Duruşmada esasa ilişkin mütalaasını açıklayan Cumhuriyet Savcısı, 2013 yılında terörist başı Abdullah Öcalan’ın verdiği mesajla, Diyarbakır’da ‘Demokratik İslam Kongresi’ çağrısı yaptığını, "Çare elbette resmi Diyanet İslam’ı değildir" diyerek alternatif bir dini yapılanma çağrısında bulunduğunu, Diyanet harici alternatif bir dini yapılanmaya gidilmesi yönündeki açıklamaların merkezi İstanbul’da bulunan DİAYDER (Din Alimleri Yardımlaşma ve Dayanışma Derneği) tarafından karşılık bulduğunu ve özellikle de dernek içerisinde faaliyet gösteren ve ‘mele’ olarak adlandırılan gayri resmi din adamları aracılığıyla örgüt tarafından yapılan açıklamaların hayata geçirilmeye başlandığı anlatıldı.

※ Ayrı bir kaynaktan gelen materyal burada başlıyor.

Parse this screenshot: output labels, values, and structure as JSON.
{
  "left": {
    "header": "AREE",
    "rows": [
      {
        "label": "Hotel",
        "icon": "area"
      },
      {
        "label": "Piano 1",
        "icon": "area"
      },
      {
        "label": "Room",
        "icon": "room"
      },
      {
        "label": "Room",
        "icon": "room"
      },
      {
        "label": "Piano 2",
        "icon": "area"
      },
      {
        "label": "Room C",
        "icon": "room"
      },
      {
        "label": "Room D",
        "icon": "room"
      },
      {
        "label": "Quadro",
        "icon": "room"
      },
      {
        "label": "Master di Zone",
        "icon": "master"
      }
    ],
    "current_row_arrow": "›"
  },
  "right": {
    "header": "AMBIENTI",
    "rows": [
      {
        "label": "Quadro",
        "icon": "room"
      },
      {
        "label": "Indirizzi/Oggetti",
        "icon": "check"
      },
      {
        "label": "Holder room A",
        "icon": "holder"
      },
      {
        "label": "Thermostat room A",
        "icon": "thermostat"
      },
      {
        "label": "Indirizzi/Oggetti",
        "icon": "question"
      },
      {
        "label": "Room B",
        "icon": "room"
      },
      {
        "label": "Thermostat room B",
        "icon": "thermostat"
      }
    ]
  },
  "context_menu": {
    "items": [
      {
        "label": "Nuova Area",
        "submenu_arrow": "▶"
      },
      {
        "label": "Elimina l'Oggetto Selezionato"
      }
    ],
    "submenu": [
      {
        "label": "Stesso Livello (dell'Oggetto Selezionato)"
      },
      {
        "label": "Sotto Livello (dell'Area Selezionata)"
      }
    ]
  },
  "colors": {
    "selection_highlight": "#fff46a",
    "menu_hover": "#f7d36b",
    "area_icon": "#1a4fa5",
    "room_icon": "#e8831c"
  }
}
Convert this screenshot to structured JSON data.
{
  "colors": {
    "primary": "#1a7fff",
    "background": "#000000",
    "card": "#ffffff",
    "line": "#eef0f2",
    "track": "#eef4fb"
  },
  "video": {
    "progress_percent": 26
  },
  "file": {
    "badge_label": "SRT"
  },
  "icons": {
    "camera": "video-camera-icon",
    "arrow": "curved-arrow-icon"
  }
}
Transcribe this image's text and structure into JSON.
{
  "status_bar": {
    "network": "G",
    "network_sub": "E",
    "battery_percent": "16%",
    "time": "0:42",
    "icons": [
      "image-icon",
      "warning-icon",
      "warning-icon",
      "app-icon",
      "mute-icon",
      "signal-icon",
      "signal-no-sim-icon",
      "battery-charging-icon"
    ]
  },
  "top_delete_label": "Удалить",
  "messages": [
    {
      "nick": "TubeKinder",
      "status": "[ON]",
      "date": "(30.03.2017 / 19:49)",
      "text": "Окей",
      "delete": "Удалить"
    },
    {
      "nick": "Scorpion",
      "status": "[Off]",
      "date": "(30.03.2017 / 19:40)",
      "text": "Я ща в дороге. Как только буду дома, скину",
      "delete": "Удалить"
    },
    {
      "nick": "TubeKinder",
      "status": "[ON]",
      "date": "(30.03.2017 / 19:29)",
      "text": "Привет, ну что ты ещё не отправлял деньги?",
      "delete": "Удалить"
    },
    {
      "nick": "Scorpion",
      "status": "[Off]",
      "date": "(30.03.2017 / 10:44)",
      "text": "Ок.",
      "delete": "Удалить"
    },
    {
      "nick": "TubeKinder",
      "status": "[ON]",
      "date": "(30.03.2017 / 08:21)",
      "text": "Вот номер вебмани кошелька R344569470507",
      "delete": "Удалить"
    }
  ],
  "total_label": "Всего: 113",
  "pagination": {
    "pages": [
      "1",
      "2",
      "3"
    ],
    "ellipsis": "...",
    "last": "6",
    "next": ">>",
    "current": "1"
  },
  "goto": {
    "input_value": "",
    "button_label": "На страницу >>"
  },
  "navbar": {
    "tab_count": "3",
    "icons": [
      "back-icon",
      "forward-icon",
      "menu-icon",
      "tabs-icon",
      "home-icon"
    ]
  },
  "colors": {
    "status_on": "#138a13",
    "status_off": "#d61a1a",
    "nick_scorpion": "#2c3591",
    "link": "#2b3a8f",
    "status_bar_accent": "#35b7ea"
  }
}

Din motifli yaklaşımlarla örgüt sempatizanı kitlenin örgüte bağlılıklarını arttırmaya çalıştıkları belirtildi
Açıklanan mütalaada, dernek adı altında sivil toplum kuruşu olarak yasal görünümlü faaliyetlerine devam eden bazı DİAYDER yönetici ve üyelerinin din motifli yaklaşımlarla örgüt sempatizanı kitlenin örgüte bağlılıklarını arttırmak ve örgütün kent merkezlerinde ihtiyaç duyduğu sempatizan kitle oluşturmaya çalıştıkları, sonrasında ise örgütün din karşıtı ideolojisini kitleye empoze ettiklerinin tespit edildiği belirtildi.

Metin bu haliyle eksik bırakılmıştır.